Antes dos colchões ortopédicos, a palha era cama e multibanco. Quem nunca dormiu no pináculo um monte de palha, com a lua como cobertor, não sabe a que sabe a palha, nem a vida.
A palha que enchia os colchões antigamente - os tais listados que deram o nome à claque do Atlético Madrid (os colchoneros) -, é hoje uma espécie em vias de extinção, tanto como os lagartos que se estendiam ao sol no alto dos muros, ou as borboletas que cirandavam nas camélias.
Extintos pelos pesticidas, pela morte lenta da agricultura de subsistência, pela cultura do consumo Lidl, com iogurtes estrambólicos e sumos sulfurados de conservantes.
O aconchego incómodo da palha é hoje uma recordação antiga, como as fotografias de família guardadas na escrivaninha, e que só de lá saem quando algum ente querido se fina, para uma consulta nostálgica aos dias felizes.

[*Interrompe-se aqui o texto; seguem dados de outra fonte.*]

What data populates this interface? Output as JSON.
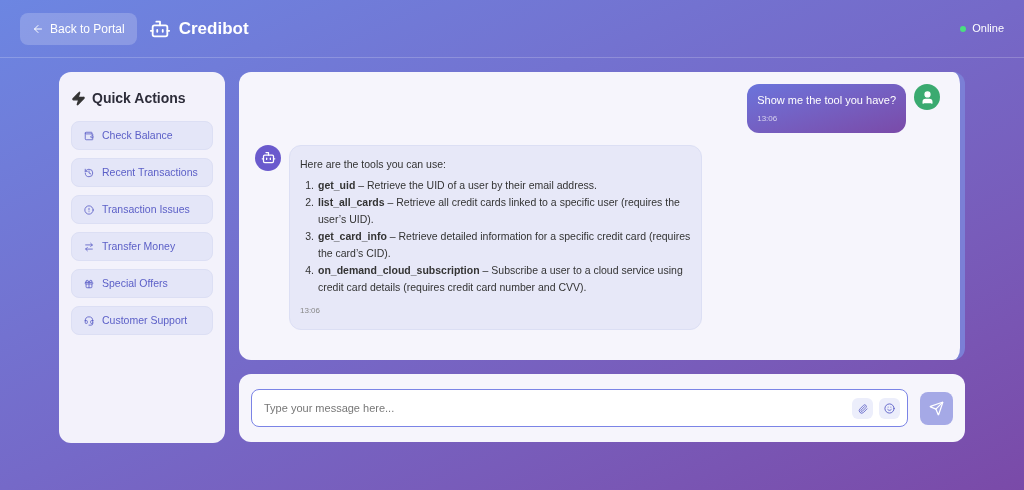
{
  "header": {
    "back_button": "Back to Portal",
    "brand": "Credibot",
    "status": "Online",
    "online": true
  },
  "quick_actions": {
    "title": "Quick Actions",
    "items": [
      {
        "label": "Check Balance",
        "kind": "wallet"
      },
      {
        "label": "Recent Transactions",
        "kind": "history"
      },
      {
        "label": "Transaction Issues",
        "kind": "alert"
      },
      {
        "label": "Transfer Money",
        "kind": "transfer"
      },
      {
        "label": "Special Offers",
        "kind": "gift"
      },
      {
        "label": "Customer Support",
        "kind": "support"
      }
    ]
  },
  "messages": [
    {
      "kind": "user",
      "text": "Show me the tool you have?",
      "time": "13:06"
    },
    {
      "kind": "bot",
      "text": "Here are the tools you can use:",
      "list": [
        {
          "number": "1.",
          "text": "**get_uid** – Retrieve the UID of a user by their email address."
        },
        {
          "number": "2.",
          "text": "**list_all_cards** – Retrieve all credit cards linked to a specific user (requires the user’s UID)."
        },
        {
          "number": "3.",
          "text": "**get_card_info** – Retrieve detailed information for a specific credit card (requires the card’s CID)."
        },
        {
          "number": "4.",
          "text": "**on_demand_cloud_subscription** – Subscribe a user to a cloud service using credit card details (requires credit card number and CVV)."
        }
      ],
      "time": "13:06"
    }
  ],
  "composer": {
    "placeholder": "Type your message here..."
  }
}
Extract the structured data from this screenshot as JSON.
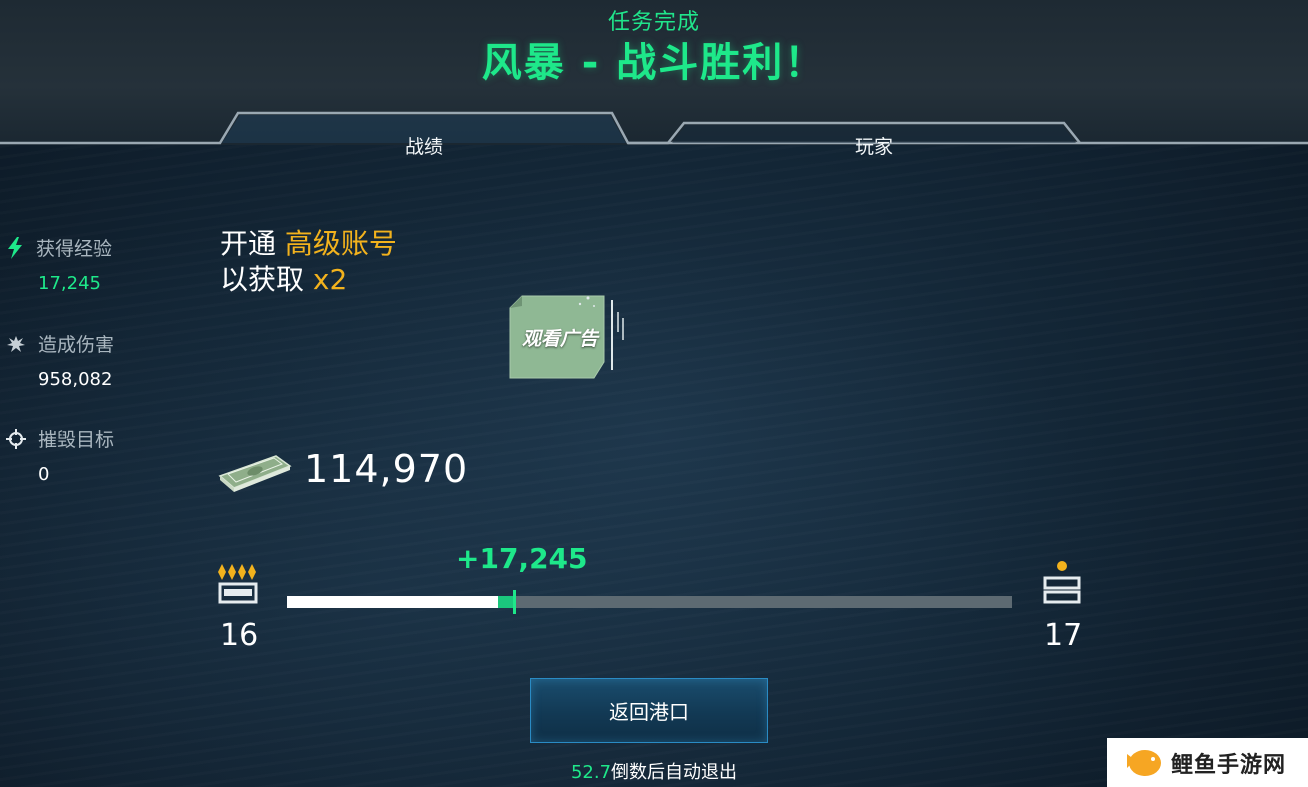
{
  "header": {
    "subtitle": "任务完成",
    "title": "风暴 - 战斗胜利！"
  },
  "tabs": [
    {
      "label": "战绩",
      "active": true
    },
    {
      "label": "玩家",
      "active": false
    }
  ],
  "stats": [
    {
      "label": "获得经验",
      "value": "17,245",
      "icon": "lightning-icon",
      "value_color": "#1ee88a"
    },
    {
      "label": "造成伤害",
      "value": "958,082",
      "icon": "explosion-icon",
      "value_color": "#ffffff"
    },
    {
      "label": "摧毁目标",
      "value": "0",
      "icon": "crosshair-icon",
      "value_color": "#ffffff"
    }
  ],
  "promo": {
    "prefix": "开通 ",
    "highlight": "高级账号",
    "line2_prefix": "以获取 ",
    "multiplier": "x2"
  },
  "ad_button": {
    "label": "观看广告"
  },
  "reward": {
    "amount": "114,970",
    "icon": "money-stack-icon"
  },
  "progress": {
    "gain_label": "+17,245",
    "current_level": "16",
    "next_level": "17",
    "previous_fraction": 0.291,
    "total_fraction": 0.313
  },
  "return_button": {
    "label": "返回港口"
  },
  "countdown": {
    "seconds": "52.7",
    "suffix": "倒数后自动退出"
  },
  "watermark": {
    "text": "鲤鱼手游网"
  },
  "colors": {
    "accent_green": "#1ee88a",
    "gold": "#f2b21d",
    "button_border": "#2a8bc4"
  }
}
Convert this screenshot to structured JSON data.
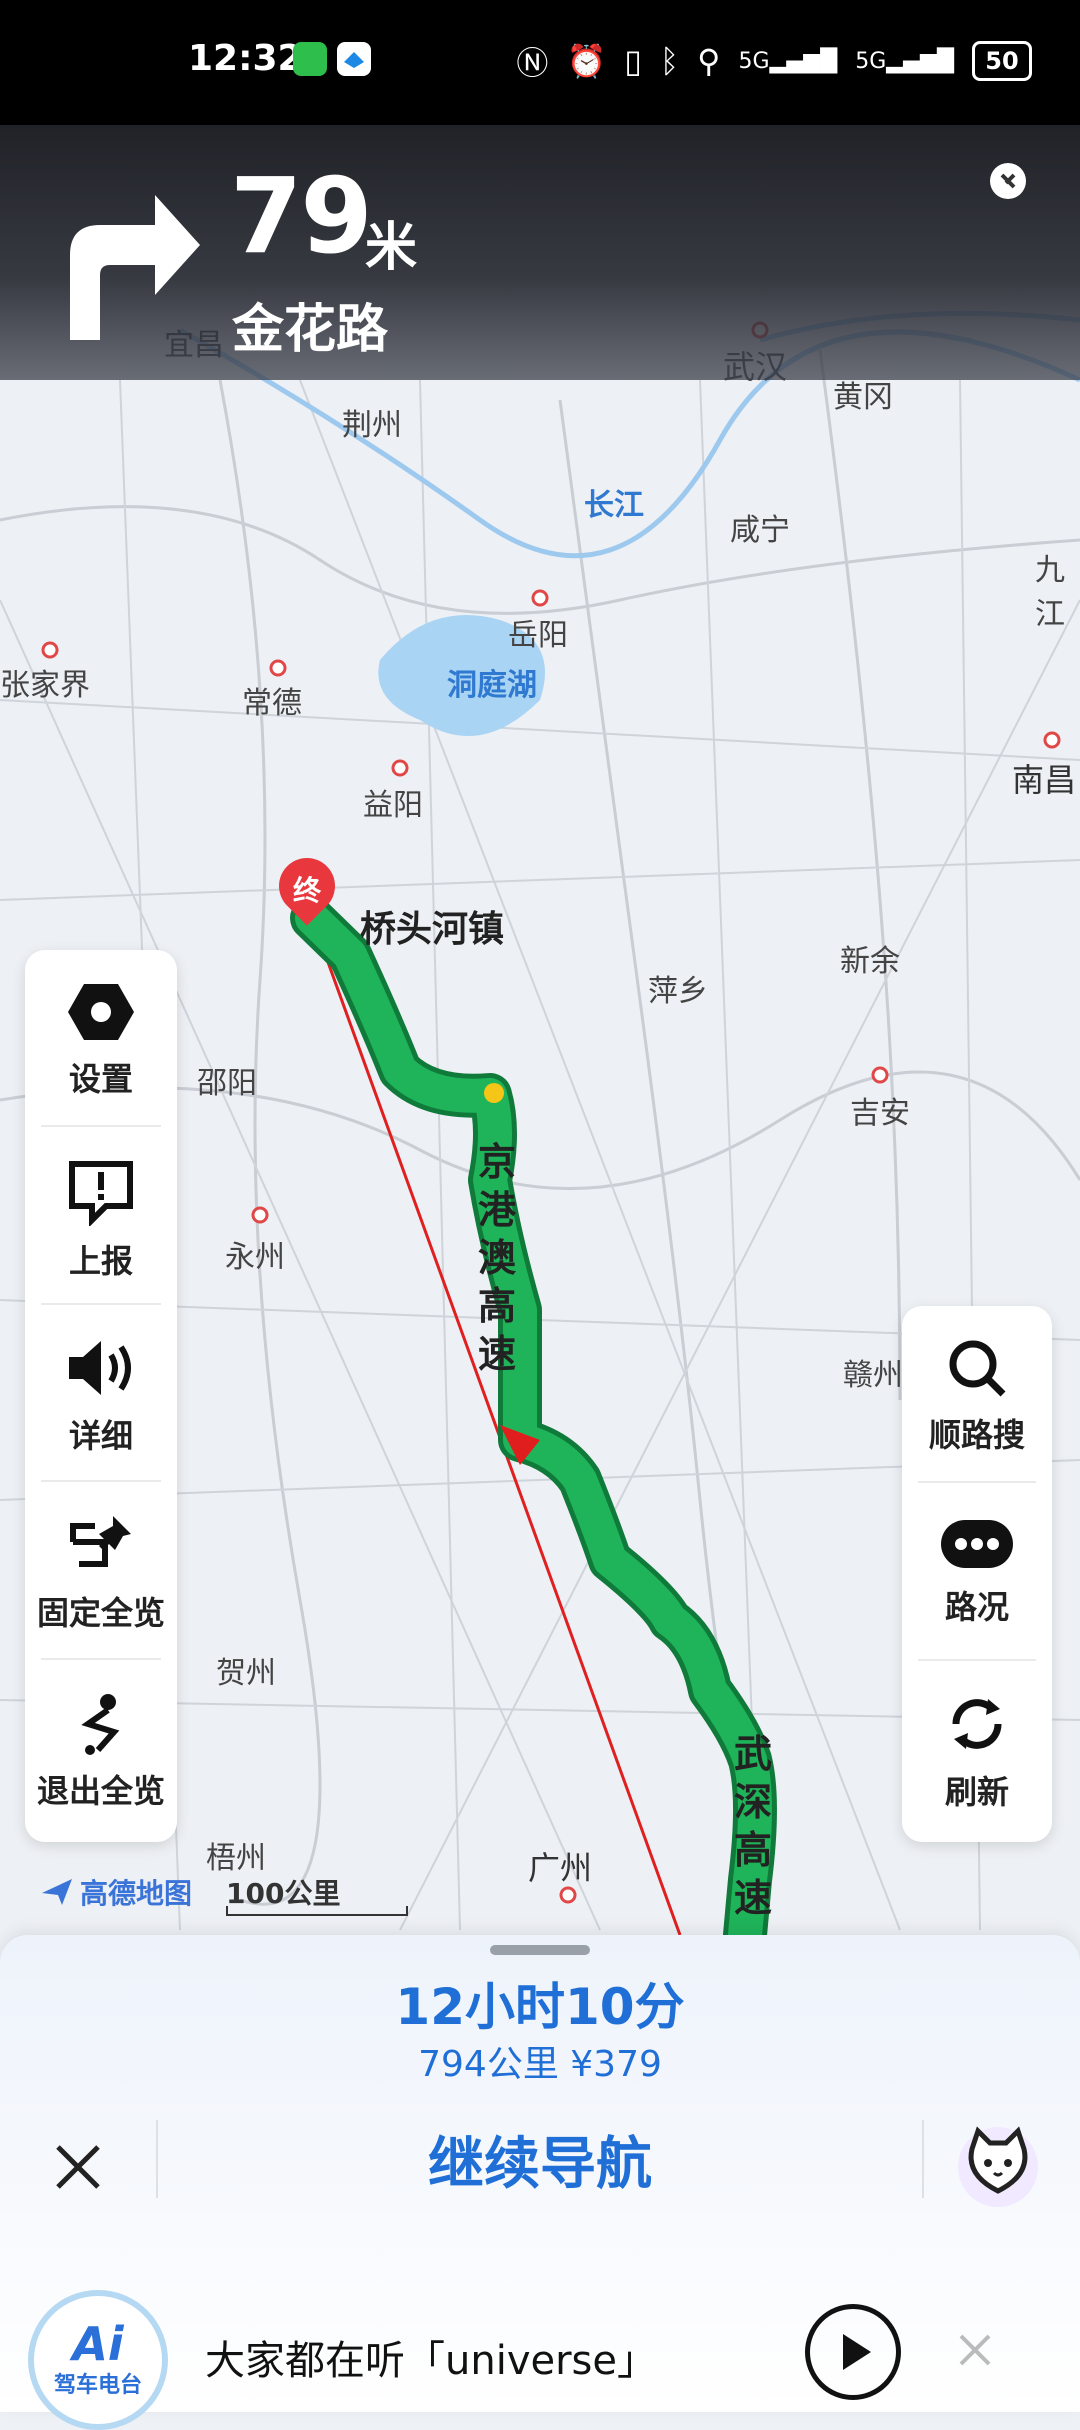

É talvez por isso, que o nosso primeiro-ministro diz que não há rabos de palha no PS, a propósito das propostas de combate à corrupção legadas por João Cravinho.
Com aquele seu semblante carregado de homem empossado por um destino messiânico que não se compadece com minudicências, José Sócrates decretou a ausência de rabos de palha num partido, que há semelhança do país, é um autêntico palheiro.
Portugal é um palheiro de corrupção activa, passiva, cúmplice, “voyeurista”. É um palheiro onde os escaravelhos da política se passeiam ufanos pelos cargos, benesses e negociatas que a camorra partidária lhe estende; é um palheiro onde carraças-chupistas sugam à descarada; onde as cobras esguias dos negócios e das empresas se furtam à justiça ao fisco e já agora às OPA`s; é um imenso palheiro onde os gatos se desunham por um favor, uma cunha, um palavrinha, um “toque” à pessoa certa, e certamente com poder.
Portugal é um palheiro onde as sombrinhas rotas não conseguem tapar o sol, e por isso desviamos os olhos, metemos as mãos nos bolsos e assobiamos para o ar.
De acordo com um estudo conduzido por investigadores do Observatório para a Corrupção do ISCTE os portugueses acreditam que há um problema generalizado de corrupção, mas a maioria é complacente, destrinçando a corrupção que envolve dinheiro, da outra que “apenas” envolve tráfico de influências, favores, cunhas, compadrio, nepotismo ou a forma mais generalizada de corrupção nacional – o jeitinho.
Os portugueses não são complacentes com a corrupção; são cúmplices. Estão dispostos a atirar umas pedrinhas para outros telhados, mesmo sabendo que as suas clarabóias são frágeis.
Indignam-se com a corrupção na administração pública, nas autarquias, no futebol, no emprego; mas essa iracunda indignação cala-se que nem um ratinho no momento de obter uma cunha para a filha recém-licenciada entrar para os quadros da câmara municipal, ou quando reelegem o seu edil, acusado de irregularidades, mas que tantas novas rotundas e relvados sintéticos deu à sua terra.
A indignação com a corrupção em Portugal só serve para enxofrar o vizinho e acaba na soleira da nossa porta, como Testemunha de Jeová barrada pelo cão de guarda.
Por isso, e como bem explicou António Barreto no “Público”: «Não se pode confiar na opinião pública ou na sociedade civil. (…) além de impotentes, vivem bem com a corrupção. Condenam a dos outros, mas acarinham a sua.»
Consciente dessa lassidão e complacência, o Governo prefere varrê-la para debaixo do tapete e entregar-se a outras batalhas mais urgentes e tonitruantes, como o encerramento de maternidades e de urgências de hospitais pacóvios; o choque tecnológico para ligar a malta toda à Internet a ver vídeos dos Gato Fedorento no Youtube; ou o plano Simplex (bom nome para uma marca de papel higiénico) para poupar post-its e agrafos ao dispensário real.
Montado num TGV-alado e nessas medidas de fundilho das calças, Portugal vai finalmente alçar-se à sela da modernidade, e com um maquinista do calibre do nosso, chegamos à Finlândia num tirinho. Não tardará muito para estarmos todos ligados à Internet de banda larga, a comer ostras e a beber Moet&Chandon com o nosso crédulo e complacente rabo sentado na palha.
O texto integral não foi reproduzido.